Austria, Czechy, Niemcy, Polska i Słowacja - to europejska czołówka państw zasmrodzonych tzw. "pyłem zawieszonym". Pod względem technicznym chodzi głównie o produkty spalania (dymy, sadze - z zawartością tlenków węgla, azotu, siarki, metali ciężkich, benzopirenu). Pod względem medycznym jest to dziadostwo niezdrowe.
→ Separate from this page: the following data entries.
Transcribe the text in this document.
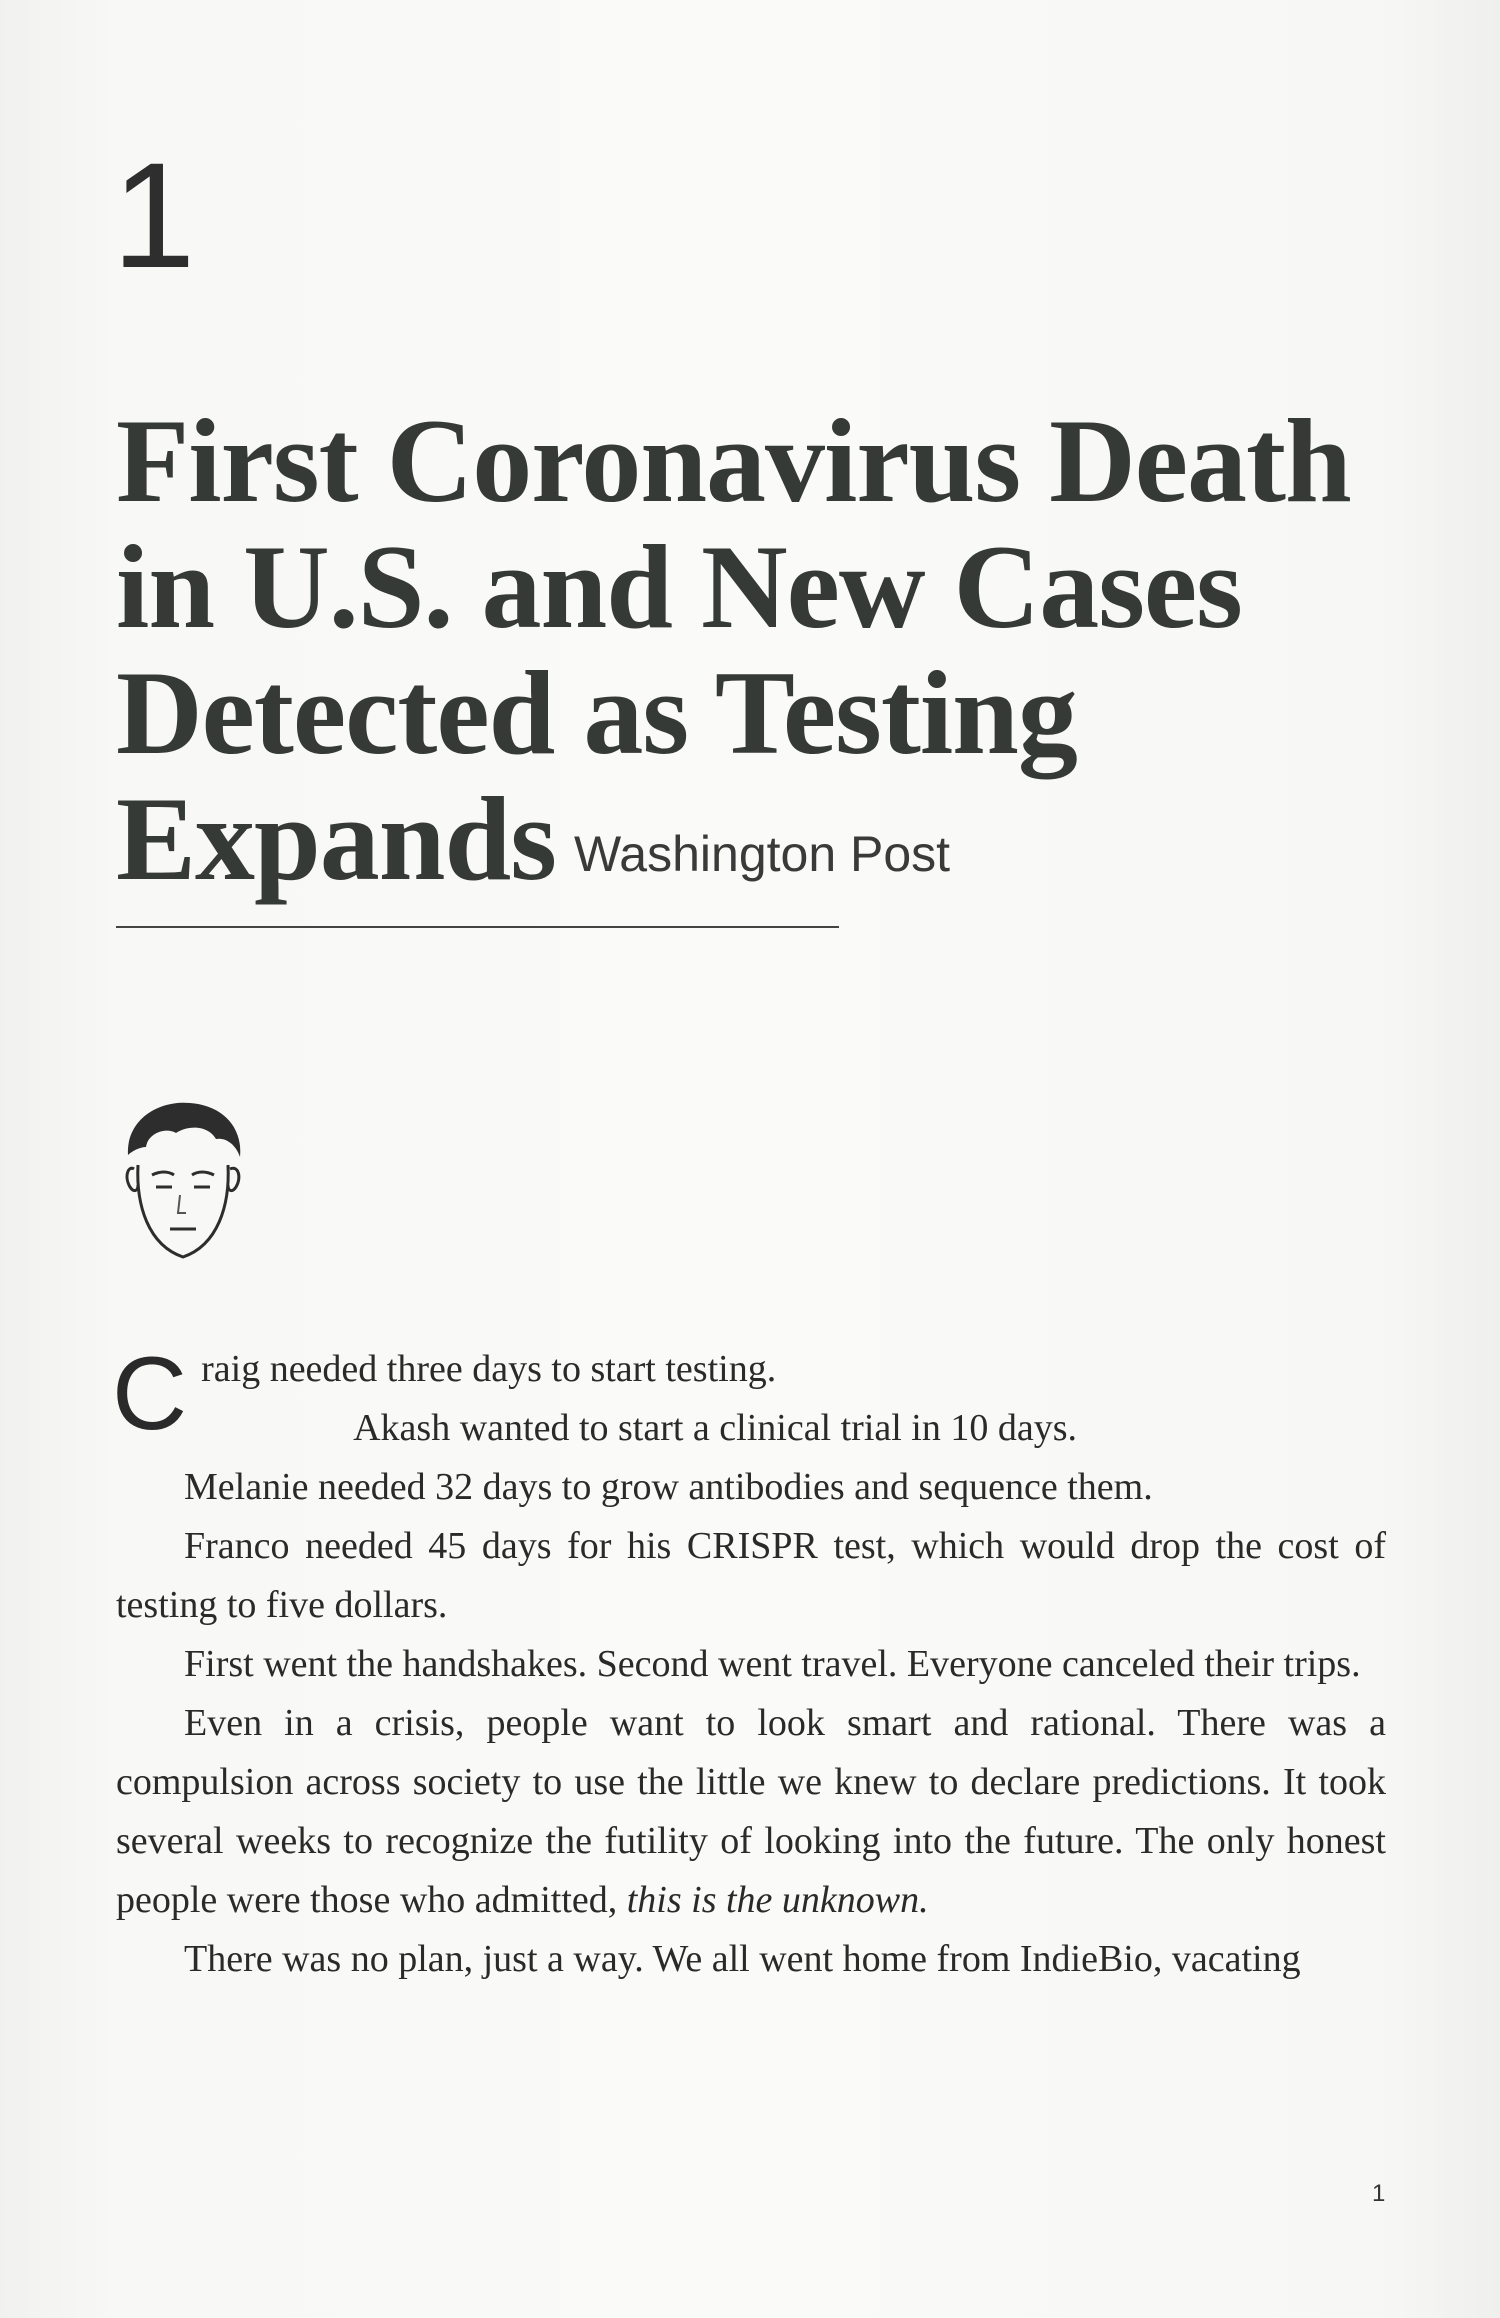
1
First Coronavirus Death
in U.S. and New Cases
Detected as Testing
Expands Washington Post

Craig needed three days to start testing.

Akash wanted to start a clinical trial in 10 days.

Melanie needed 32 days to grow antibodies and sequence them.

Franco needed 45 days for his CRISPR test, which would drop the cost of testing to five dollars.

First went the handshakes. Second went travel. Everyone canceled their trips.

Even in a crisis, people want to look smart and rational. There was a compulsion across society to use the little we knew to declare predictions. It took several weeks to recognize the futility of looking into the future. The only honest people were those who admitted, this is the unknown.

There was no plan, just a way. We all went home from IndieBio, vacating

1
W Polsce "liderami" są regiony Śląska (Dolnego i Górnego) oraz Małopolski.
Zaciekawiła mnie informacja, że 28% pyłu bierze się z transportu (z rur wydechowych, ścierania się opon, hamulców i nawierzchni dróg). Natomiast - wg Programu Ochrony Powietrza na Śląsku - 56 do 81% dziadostwa to wynik działania palenisk domowych.
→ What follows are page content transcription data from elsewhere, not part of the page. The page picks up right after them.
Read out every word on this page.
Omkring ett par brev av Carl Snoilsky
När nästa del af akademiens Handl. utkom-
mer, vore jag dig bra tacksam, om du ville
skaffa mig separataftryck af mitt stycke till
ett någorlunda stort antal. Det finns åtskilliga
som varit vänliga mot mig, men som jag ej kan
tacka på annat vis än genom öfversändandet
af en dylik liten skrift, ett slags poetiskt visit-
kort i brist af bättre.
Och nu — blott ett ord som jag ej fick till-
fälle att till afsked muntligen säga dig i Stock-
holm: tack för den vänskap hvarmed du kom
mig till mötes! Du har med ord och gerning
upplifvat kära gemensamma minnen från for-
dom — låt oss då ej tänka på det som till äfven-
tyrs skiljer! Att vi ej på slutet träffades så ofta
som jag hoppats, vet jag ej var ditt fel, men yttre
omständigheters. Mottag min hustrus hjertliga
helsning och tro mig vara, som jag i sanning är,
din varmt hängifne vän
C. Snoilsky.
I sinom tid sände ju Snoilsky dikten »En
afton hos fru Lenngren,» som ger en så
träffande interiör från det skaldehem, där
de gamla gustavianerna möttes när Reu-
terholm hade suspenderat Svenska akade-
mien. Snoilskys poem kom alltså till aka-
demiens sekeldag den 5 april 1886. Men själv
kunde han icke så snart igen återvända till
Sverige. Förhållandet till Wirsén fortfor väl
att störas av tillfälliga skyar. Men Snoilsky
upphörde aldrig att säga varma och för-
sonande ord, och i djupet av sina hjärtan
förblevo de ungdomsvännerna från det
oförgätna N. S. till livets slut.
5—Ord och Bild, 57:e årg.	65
Linki do wiadomości źródłowej (4 października 2010): "Gazeta Prawna", "dziennik.pl"
Ze 20 lat temu w Sopocie policzono różne obiekty. Tak się złożyło, ze liczba 102 dotyczyła ilości wieżyczek (chrakterystyczny element architektury sopockiej) - a także 102 lokalnych kotłowni węglowych. Wieżyczek przybyło, kotłownie chyba niemal zanikły.
Nie wiem, czy słuszny jest wniosek, że tylko bogatych stać na ekologię i myślenie w perspektywie pokoleń.